When I use Simplify[] or FullSimplify[], specifying domain reals, I get terms with $0^n$ as the coefficient. Isn't that always zero, and thus be simplified out? A example of input/output is below, with the expressions truncated/replaced since they are extremely long.
Input:
Assuming[Reals && c > 5 , FullSimplify[expression]]
Output:
$$
\int_0^1 i x... +0^{-1+c} \text{Hypergeometric2F1Regularized}\left[\frac{-1+c}{c},1-c i,2-\frac{1}{c},0^c\right]\ F'[x] \, dx
$$
Note, I added the assumption that $c >5$ as overkill to avoid any possible issue with raising 0 to a negative number (or zero), but it didn't help. (Also, note, the $i$ above is a variable, not the imaginary number). Does anyone know why this happens?

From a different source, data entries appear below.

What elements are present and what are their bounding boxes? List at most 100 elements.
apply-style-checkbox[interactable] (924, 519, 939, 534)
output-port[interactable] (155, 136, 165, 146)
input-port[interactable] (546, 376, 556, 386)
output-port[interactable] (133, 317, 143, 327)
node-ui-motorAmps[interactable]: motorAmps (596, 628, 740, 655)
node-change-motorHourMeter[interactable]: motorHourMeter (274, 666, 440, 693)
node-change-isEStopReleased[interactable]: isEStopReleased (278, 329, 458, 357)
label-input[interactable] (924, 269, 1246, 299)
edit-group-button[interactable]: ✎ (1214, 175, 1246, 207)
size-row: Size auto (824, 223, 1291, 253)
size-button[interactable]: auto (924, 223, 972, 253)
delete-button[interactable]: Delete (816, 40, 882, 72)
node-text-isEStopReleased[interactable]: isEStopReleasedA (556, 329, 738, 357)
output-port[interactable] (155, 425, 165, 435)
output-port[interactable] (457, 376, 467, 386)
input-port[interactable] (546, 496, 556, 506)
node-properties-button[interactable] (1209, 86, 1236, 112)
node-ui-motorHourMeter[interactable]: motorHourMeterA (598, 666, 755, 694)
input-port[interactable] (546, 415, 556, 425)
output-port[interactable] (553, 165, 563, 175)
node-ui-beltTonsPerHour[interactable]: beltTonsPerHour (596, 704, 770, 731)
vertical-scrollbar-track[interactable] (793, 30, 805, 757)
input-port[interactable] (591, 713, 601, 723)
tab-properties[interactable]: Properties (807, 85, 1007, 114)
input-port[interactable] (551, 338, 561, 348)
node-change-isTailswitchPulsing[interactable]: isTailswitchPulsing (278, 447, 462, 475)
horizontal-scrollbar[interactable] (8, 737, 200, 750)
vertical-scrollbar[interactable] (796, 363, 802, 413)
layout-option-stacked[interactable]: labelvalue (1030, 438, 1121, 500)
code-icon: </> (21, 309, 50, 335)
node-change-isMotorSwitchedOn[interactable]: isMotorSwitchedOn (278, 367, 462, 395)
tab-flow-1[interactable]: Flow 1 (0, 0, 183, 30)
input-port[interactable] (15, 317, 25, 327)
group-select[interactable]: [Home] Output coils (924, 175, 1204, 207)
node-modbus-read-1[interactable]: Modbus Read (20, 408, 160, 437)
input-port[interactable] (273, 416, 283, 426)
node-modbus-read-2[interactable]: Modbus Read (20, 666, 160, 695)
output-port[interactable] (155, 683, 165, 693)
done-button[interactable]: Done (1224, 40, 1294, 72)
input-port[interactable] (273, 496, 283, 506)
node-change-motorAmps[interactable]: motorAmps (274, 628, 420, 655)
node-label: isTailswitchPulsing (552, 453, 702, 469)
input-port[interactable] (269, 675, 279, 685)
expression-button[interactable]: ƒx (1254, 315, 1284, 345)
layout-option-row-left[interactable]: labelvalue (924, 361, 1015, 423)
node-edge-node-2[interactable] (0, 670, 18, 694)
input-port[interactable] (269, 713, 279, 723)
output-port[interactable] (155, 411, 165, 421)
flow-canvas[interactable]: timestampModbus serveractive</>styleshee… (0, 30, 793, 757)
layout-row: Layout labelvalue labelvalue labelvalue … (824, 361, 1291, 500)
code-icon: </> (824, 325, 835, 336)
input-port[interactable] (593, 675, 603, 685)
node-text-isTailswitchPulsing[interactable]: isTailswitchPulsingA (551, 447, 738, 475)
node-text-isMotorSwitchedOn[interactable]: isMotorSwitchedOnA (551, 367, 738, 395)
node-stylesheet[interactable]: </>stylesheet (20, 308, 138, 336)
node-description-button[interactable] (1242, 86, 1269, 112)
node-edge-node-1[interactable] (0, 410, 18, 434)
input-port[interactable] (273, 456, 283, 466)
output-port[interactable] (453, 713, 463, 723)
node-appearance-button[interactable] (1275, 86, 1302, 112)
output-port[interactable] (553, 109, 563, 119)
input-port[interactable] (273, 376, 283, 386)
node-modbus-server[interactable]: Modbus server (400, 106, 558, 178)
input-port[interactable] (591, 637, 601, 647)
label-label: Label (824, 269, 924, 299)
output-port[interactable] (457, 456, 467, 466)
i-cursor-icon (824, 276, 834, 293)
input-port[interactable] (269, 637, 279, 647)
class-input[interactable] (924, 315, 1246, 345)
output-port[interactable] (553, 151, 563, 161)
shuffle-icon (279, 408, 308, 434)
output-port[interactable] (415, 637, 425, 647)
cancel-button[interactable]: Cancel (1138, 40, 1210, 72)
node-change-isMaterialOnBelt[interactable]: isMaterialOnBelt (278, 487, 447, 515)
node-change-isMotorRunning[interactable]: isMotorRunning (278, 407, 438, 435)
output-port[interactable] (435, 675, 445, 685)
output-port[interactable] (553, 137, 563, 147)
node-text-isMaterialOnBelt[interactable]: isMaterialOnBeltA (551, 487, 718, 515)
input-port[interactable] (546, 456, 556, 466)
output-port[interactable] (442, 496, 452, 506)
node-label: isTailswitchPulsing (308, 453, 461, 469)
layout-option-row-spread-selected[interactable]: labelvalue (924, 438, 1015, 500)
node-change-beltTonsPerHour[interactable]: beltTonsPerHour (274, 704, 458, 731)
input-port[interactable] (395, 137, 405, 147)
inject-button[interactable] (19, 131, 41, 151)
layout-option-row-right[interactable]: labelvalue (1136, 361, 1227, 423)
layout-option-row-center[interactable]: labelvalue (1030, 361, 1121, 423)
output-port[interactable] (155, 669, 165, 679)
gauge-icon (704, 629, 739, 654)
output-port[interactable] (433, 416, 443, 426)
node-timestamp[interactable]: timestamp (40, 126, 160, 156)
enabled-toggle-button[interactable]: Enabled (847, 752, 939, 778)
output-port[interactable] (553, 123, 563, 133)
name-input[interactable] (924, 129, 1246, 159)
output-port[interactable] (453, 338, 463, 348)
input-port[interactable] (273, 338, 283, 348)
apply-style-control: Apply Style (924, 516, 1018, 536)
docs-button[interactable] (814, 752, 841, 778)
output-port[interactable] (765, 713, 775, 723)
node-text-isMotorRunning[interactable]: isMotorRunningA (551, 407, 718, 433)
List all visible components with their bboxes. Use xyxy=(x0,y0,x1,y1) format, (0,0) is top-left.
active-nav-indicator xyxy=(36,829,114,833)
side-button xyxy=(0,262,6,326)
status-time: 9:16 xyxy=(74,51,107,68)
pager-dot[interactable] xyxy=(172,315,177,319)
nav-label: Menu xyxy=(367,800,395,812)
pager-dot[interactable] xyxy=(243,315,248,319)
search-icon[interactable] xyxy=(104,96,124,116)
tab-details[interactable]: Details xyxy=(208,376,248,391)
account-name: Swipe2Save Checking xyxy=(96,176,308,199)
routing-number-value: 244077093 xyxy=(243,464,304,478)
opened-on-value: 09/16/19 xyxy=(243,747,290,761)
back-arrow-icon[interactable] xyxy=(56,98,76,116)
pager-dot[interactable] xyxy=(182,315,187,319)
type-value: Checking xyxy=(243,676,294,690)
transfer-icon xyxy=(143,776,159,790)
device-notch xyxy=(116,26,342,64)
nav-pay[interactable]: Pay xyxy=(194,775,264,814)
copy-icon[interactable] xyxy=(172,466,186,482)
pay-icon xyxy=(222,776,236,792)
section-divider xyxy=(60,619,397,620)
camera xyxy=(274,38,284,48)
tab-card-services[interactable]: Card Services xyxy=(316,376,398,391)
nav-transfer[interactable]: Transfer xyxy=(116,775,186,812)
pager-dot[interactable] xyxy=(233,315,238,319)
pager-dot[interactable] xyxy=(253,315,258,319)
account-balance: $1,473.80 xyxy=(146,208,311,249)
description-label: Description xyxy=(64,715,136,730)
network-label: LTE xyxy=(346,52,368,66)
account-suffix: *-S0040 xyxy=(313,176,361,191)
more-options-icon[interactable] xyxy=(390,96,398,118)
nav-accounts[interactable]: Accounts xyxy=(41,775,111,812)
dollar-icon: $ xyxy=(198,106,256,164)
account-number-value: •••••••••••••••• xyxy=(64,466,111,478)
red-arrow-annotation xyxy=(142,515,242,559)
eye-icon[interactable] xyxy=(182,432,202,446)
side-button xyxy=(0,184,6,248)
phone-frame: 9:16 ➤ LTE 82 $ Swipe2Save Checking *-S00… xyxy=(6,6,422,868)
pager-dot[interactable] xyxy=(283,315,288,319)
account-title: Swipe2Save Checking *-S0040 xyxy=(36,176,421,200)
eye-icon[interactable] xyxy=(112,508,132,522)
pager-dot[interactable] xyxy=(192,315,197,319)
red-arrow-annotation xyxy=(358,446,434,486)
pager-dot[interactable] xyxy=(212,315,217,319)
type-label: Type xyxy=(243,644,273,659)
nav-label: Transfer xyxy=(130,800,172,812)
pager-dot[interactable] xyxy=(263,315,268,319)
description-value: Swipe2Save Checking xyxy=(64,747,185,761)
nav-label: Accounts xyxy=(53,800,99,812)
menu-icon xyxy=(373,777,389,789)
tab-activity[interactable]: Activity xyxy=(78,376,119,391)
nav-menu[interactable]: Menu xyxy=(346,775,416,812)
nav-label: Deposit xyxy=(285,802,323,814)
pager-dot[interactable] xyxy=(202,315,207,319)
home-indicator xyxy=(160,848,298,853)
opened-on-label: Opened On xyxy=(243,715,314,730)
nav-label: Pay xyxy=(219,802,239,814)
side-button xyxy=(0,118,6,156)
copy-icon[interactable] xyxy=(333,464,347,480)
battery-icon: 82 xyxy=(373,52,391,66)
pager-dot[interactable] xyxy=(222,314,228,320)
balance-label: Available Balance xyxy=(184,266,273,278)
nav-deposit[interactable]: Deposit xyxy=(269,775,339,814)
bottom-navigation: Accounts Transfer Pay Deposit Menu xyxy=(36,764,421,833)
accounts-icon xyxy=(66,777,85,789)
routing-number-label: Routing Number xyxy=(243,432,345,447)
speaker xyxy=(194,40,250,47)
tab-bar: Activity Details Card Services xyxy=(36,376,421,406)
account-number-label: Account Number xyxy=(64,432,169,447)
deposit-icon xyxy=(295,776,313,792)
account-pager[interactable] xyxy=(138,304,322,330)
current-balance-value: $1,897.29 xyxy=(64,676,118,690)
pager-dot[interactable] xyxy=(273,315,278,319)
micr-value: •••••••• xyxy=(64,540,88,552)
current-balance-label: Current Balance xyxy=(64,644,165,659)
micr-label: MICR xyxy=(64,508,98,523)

Usually, especially in the case of binomial identities, $$ 0^n=\left\{\begin{array}{c}1\text{ if }n=0\\0\text{ if }n>0\end{array}\right. $$ is used.
In your particular example, the exponent of $0$ is assumed to be greater than $0$, so I don't see the need for $0^{-1+c}$ or $0^c$. The answer is still correct, but unnecessarily complicated. If your assumption was $c\ge 1$, then $0^{-1+c}$ would be needed, but not $0^c$.